NC42 here.. my favourite highlight is Blanc Type.  I definitely tend to prefer matte highlights and it's perfect, blends easily and it doesn't take much.


----------



## moondeva (Mar 3, 2010)

I am distinctly cool toned so my recs may not translate immediately to your skin but I thought I'd still add my tuppence worth incase it helps anyone reading this thread. I wear Sleek Natural Look foundation in Sepia (equivalent to MAC NW43/45).

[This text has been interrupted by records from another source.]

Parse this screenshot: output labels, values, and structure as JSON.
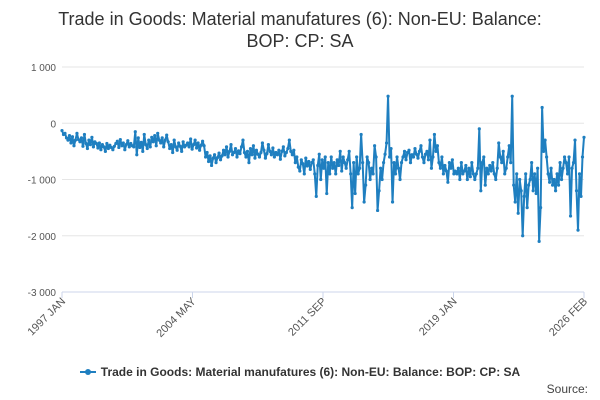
{
  "chart_data": {
    "type": "line",
    "title_lines": [
      "Trade in Goods: Material manufatures (6): Non-EU: Balance:",
      "BOP: CP: SA"
    ],
    "xlabel": "",
    "ylabel": "",
    "ylim": [
      -3000,
      1000
    ],
    "y_ticks": [
      -3000,
      -2000,
      -1000,
      0,
      1000
    ],
    "y_tick_labels": [
      "-3 000",
      "-2 000",
      "-1 000",
      "0",
      "1 000"
    ],
    "x_tick_labels": [
      "1997 JAN",
      "2004 MAY",
      "2011 SEP",
      "2019 JAN",
      "2026 FEB"
    ],
    "x_start": "1997 JAN",
    "x_end": "2026 FEB",
    "grid": true,
    "legend_position": "bottom",
    "series": [
      {
        "name": "Trade in Goods: Material manufatures (6): Non-EU: Balance: BOP: CP: SA",
        "color": "#1f7fc0",
        "annual_values": [
          [
            -130,
            -200,
            -180,
            -260,
            -300,
            -220,
            -350,
            -240,
            -400,
            -300,
            -180,
            -290
          ],
          [
            -330,
            -260,
            -410,
            -200,
            -360,
            -450,
            -300,
            -380,
            -250,
            -420,
            -330,
            -360
          ],
          [
            -440,
            -350,
            -470,
            -380,
            -420,
            -500,
            -360,
            -450,
            -390,
            -430,
            -470,
            -410
          ],
          [
            -360,
            -320,
            -430,
            -290,
            -400,
            -350,
            -470,
            -380,
            -310,
            -420,
            -360,
            -400
          ],
          [
            -420,
            -150,
            -560,
            -260,
            -430,
            -340,
            -500,
            -200,
            -380,
            -450,
            -300,
            -420
          ],
          [
            -250,
            -330,
            -220,
            -400,
            -180,
            -300,
            -350,
            -260,
            -420,
            -300,
            -210,
            -330
          ],
          [
            -450,
            -380,
            -520,
            -300,
            -420,
            -480,
            -350,
            -410,
            -500,
            -330,
            -420,
            -390
          ],
          [
            -350,
            -420,
            -280,
            -460,
            -380,
            -300,
            -440,
            -350,
            -480,
            -390,
            -320,
            -400
          ],
          [
            -600,
            -520,
            -680,
            -580,
            -750,
            -620,
            -560,
            -700,
            -610,
            -530,
            -650,
            -580
          ],
          [
            -480,
            -560,
            -420,
            -600,
            -500,
            -380,
            -560,
            -520,
            -450,
            -600,
            -490,
            -540
          ],
          [
            -420,
            -300,
            -520,
            -600,
            -500,
            -700,
            -450,
            -560,
            -400,
            -620,
            -480,
            -550
          ],
          [
            -600,
            -520,
            -350,
            -480,
            -620,
            -540,
            -380,
            -500,
            -560,
            -440,
            -600,
            -520
          ],
          [
            -560,
            -480,
            -640,
            -500,
            -420,
            -580,
            -520,
            -450,
            -300,
            -500,
            -560,
            -480
          ],
          [
            -700,
            -600,
            -780,
            -850,
            -650,
            -720,
            -900,
            -620,
            -760,
            -680,
            -820,
            -700
          ],
          [
            -650,
            -900,
            -1300,
            -750,
            -550,
            -1000,
            -650,
            -800,
            -600,
            -1250,
            -700,
            -900
          ],
          [
            -600,
            -800,
            -700,
            -900,
            -650,
            -750,
            -500,
            -850,
            -600,
            -700,
            -800,
            -650
          ],
          [
            -500,
            -900,
            -1500,
            -700,
            -1250,
            -600,
            -900,
            -800,
            -200,
            -700,
            -1400,
            -1100
          ],
          [
            -600,
            -700,
            -1000,
            -800,
            -900,
            -400,
            -600,
            -1550,
            -1200,
            -800,
            -1000,
            -700
          ],
          [
            -550,
            -350,
            480,
            -600,
            -450,
            -1400,
            -700,
            -900,
            -600,
            -800,
            -1000,
            -700
          ],
          [
            -600,
            -500,
            -650,
            -520,
            -480,
            -700,
            -560,
            -600,
            -450,
            -550,
            -620,
            -500
          ],
          [
            -400,
            -600,
            -700,
            -550,
            -500,
            -650,
            -300,
            -800,
            -600,
            -200,
            -500,
            -400
          ],
          [
            -700,
            -800,
            -600,
            -900,
            -750,
            -850,
            -1050,
            -700,
            -800,
            -650,
            -900,
            -850
          ],
          [
            -900,
            -800,
            -1000,
            -700,
            -900,
            -850,
            -750,
            -1000,
            -800,
            -950,
            -700,
            -900
          ],
          [
            -1000,
            -900,
            -800,
            -100,
            -1200,
            -700,
            -600,
            -1100,
            -800,
            -900,
            -750,
            -850
          ],
          [
            -700,
            -900,
            -1000,
            -800,
            -350,
            -600,
            -700,
            -500,
            -900,
            -800,
            -600,
            -400
          ],
          [
            -700,
            480,
            -1100,
            -1400,
            -900,
            -1600,
            -1000,
            -1200,
            -2000,
            -1300,
            -900,
            -1500
          ],
          [
            -1100,
            -1000,
            -700,
            -1200,
            -900,
            -1250,
            -800,
            -2100,
            -1500,
            280,
            -500,
            -300
          ],
          [
            -600,
            -900,
            -1050,
            -800,
            -1100,
            -1000,
            -1200,
            -900,
            -1100,
            -700,
            -1000,
            -800
          ],
          [
            -600,
            -700,
            -900,
            -600,
            -1650,
            -800,
            -700,
            -300,
            -1200,
            -1900,
            -900,
            -1300
          ],
          [
            -600,
            -250
          ]
        ]
      }
    ]
  },
  "source": {
    "label": "Source:"
  }
}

Funnily enough I use my everyday concealer (NYX concealer in a jar Nutmeg) when defining my brows and that is perfect as a natural 'lift' to that area without adding shimmer, light or 'glow'. A shade or two lighter would be just too porntastic for my taste. I truly fear the highlighter glow. 
	

	
	
		
		

		
			





If you really want to use shadows I recommend Max Factor Earth Spirits eyeshadow in Almond. This is a wonderful matte, sheer but buildable soft almond beige/brown. I think the MAC equivalent of this is Bisque (though I haven't had an opportunity to compare them as yet). MAC Blanc-type maybe a better option for your colouring though.

On the rare occasions that I do want a subtle gleam on my browbone, but still not enough to compete with the shimmer or colour on my eyelids I reach for MAC Grain. This is a subtle sleeper love for me. When I first bought it I thought I was crazy cause it didn't show up like Shroom or Ricepaper on me (Ricepaper is a little too yellow on me, though it does pop!). 

Anyway, I rediscovered it recently and love how perfectly understated it is. I can wear it day or night without looking like a wannabe pornstar at an audition. It provides a subtle, supportive glow to my brow bone completing my eye looks whilst allowing the main eye colours to shine. 

Hope that helps a little. Do let us know if and when you do find one you love.


----------



## machonesty (Mar 3, 2010)

ita arena or soba. i think both are satin finish


----------